Eva further said, "It is actually a mere expansion of the choice initially given only to policewomen in Aceh."
She also hoped that the headscarf decision would be the beginning of the implementation of policewomen`s human rights (HAM) in other more strategic areas, such as equal career opportunities, especially in terms of policewomen to assume leadership positions.
Eva pointed out that discrimination against women had been quite evident as no regional police command in the country was led by a policewoman after Brigadier General Rumiah vacated her position in Banten in February 2010.
Rumiah, who was ranked a senior commissioner, was the first policewoman to become a regional police command chief in the country. She was appointed as the Banten regional police Command Chief in January 2008.
Eva added that the PDIP hoped that the new police chief would be serious about improving the police`s organizational culture and make the police more accountable, including with regards to the human rights and protection of policewomen.
"We also hope the new police chief will not ignore gender equality like his predecessors," she stated.
Eva, who is also a member of the DPR`s Commission III overseeing Legal Affairs, Human Rights and Security, pointed out that despite the past 15 years of reforms, the number of female police officials was still very low and accounted for only around 3 percent of the total.
"This is ironical because the police continues to maintain its military characteristics, which are discriminatory and aim to subordinate women," she said.

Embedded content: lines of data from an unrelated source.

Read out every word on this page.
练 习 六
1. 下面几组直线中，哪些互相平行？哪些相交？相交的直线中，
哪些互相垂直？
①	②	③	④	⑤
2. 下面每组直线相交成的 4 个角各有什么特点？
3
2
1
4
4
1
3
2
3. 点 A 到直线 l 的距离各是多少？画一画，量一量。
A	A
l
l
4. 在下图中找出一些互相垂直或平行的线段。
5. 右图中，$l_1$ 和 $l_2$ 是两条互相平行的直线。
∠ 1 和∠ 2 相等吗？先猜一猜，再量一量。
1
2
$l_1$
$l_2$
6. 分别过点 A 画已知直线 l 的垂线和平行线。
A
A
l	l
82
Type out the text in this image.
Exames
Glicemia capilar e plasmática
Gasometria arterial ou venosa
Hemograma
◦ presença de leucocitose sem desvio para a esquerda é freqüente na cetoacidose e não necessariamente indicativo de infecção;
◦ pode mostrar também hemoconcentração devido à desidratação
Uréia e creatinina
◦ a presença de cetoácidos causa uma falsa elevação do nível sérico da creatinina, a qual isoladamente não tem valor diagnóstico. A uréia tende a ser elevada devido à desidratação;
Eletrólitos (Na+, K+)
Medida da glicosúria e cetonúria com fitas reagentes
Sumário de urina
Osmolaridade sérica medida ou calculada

She said the pledge taken by four former police chiefs to boost the percentage of women in the police force to 30 percent had been proven a lie because it was never been accompanied by affirmative strategies aimed at achieving that target.
Eva noted that so far the police had been insensitive and unresponsive, which was reflected in their discriminatory treatment of policewomen.
She cited the example of policemen, whose involvement in rapes in Jayapura, Gorontalo and Aceh had come to light, and who had gone unpunished, while the cases of "a policewoman in Mojokerto, who was abstaining from work to avoid sexual harassment by her superior and a police woman whose private photos had been spread publicly by her ex-boyfriend" had been processed very quickly and both had been discharged from service.